By an act of 6 May 1852 all coins were to be withdrawn from circulation, some of which dated to the 17th century, and replaced by standard new copper coinage. The Crédit Foncier de France was authorized by decree of 28 February 1852, but ran into difficulty and on 6 July 1854 was placed under the authority of the Minister of Finance. The Crédit Mobilier was created by a decree of 18 November 1852 as an investment bank to promote development of industry and public works.
On 7 February 1853 Bineau reported that the financial position of the Empire was good. Budget deficits were reduced, tax revenues increased and the floating debt had declined.
The 1854 budget showed an increase in revenues and a smaller increase in spending. The budget was passed, but the government was criticized by the "budgetarians" for overspending and for its links to the business community.

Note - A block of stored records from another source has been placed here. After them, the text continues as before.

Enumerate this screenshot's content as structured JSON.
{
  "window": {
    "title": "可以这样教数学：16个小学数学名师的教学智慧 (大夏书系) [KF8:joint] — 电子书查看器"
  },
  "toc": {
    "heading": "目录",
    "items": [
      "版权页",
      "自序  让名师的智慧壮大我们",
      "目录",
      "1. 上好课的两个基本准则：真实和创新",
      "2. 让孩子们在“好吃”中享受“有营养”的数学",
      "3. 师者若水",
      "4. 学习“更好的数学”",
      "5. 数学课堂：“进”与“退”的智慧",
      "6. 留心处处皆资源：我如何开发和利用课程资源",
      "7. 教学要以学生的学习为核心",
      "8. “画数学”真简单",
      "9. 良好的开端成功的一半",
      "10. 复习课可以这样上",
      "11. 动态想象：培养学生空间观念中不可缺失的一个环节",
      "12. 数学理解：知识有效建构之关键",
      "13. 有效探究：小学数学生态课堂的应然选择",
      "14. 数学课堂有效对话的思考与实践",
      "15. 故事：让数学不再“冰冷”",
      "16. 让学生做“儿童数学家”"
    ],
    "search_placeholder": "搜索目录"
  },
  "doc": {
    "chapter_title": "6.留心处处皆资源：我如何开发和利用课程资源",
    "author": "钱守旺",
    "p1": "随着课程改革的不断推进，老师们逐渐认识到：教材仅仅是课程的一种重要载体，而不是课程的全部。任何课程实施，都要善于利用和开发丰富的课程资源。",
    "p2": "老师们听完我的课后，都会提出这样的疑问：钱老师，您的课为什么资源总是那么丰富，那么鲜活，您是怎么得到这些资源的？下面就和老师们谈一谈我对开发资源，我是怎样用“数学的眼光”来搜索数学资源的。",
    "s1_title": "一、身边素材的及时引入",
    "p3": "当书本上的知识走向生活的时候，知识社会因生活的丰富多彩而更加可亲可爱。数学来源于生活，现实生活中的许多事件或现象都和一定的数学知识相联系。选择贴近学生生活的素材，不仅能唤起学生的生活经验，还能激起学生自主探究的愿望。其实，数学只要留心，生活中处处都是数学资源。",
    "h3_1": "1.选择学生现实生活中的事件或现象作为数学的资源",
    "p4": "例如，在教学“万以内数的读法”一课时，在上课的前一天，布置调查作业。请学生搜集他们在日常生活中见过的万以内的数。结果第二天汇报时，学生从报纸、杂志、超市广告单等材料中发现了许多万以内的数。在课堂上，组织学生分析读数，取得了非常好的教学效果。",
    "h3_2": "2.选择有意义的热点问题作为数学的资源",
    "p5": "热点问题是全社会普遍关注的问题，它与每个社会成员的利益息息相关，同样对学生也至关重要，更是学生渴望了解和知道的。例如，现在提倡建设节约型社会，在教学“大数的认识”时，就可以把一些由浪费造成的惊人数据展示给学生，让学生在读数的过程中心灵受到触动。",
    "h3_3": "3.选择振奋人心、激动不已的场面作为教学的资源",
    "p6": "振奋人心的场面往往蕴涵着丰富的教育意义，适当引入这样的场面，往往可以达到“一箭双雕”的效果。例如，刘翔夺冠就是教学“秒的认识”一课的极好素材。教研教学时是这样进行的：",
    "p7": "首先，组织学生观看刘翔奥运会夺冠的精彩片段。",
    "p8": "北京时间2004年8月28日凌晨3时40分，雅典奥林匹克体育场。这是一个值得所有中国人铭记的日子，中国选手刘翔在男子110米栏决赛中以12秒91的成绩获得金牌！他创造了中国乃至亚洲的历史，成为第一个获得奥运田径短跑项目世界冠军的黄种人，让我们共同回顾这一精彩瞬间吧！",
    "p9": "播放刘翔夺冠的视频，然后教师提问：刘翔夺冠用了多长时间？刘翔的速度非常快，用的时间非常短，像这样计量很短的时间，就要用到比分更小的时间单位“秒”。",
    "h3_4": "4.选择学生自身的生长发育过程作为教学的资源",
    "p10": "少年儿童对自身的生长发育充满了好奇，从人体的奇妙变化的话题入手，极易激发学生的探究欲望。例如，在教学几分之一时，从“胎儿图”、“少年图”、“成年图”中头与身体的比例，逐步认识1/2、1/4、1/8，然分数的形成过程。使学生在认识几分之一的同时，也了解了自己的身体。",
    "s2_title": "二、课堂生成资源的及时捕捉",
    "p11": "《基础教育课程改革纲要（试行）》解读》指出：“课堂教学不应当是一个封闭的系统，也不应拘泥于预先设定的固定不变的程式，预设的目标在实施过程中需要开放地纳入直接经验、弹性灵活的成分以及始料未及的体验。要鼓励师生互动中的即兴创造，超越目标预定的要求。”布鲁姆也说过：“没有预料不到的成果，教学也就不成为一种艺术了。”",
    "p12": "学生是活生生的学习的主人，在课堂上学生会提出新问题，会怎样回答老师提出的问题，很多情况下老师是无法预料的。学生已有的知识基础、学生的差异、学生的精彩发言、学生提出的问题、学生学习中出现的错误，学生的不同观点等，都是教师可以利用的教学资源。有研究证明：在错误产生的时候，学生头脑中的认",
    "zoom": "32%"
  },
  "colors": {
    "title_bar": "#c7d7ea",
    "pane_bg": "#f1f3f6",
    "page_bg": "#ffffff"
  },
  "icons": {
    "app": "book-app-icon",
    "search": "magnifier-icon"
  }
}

A revised law on civil service pensions was passed on 9 June 1853.
On 8 March 1854 a bill was passed to float a loan to fund the expenses of the Crimean War. The loan was raised through issuance of bonds to the public, an innovation. Demand greatly exceed the amount required. To meet payments on the war bonds, the 1855 budget had to increase the floating debt, and was passed with difficulty.
A second war loan was authorized on 31 December 1854, and was again successful. The size of subscriptions was limited to encourage large numbers of small subscriptions by the supporters of the emperor. With deteriorating health, by the end of 1854 Beneau was forced to hand over control of the Finance ministry to Baroche.

==Final year==

Bineau was made a senator on 27 March 1852.
He chaired the General Council of Maine-et-Loire from 1852 to 1855.
He resigned from the Finance ministry on 3 February 1855.
He was made Inspector General of Mines.
Napoleon paid a tribute to Bineau in a letter published in the Moniteur on the day of his resignation.
Early in 1855 Bineau was forced to spend time in the south of France due to health problems.
He returned to Paris for the summer, then moved to Chatou, Yvelines.
He died in Chatou on 8 September 8, 1855, aged 50.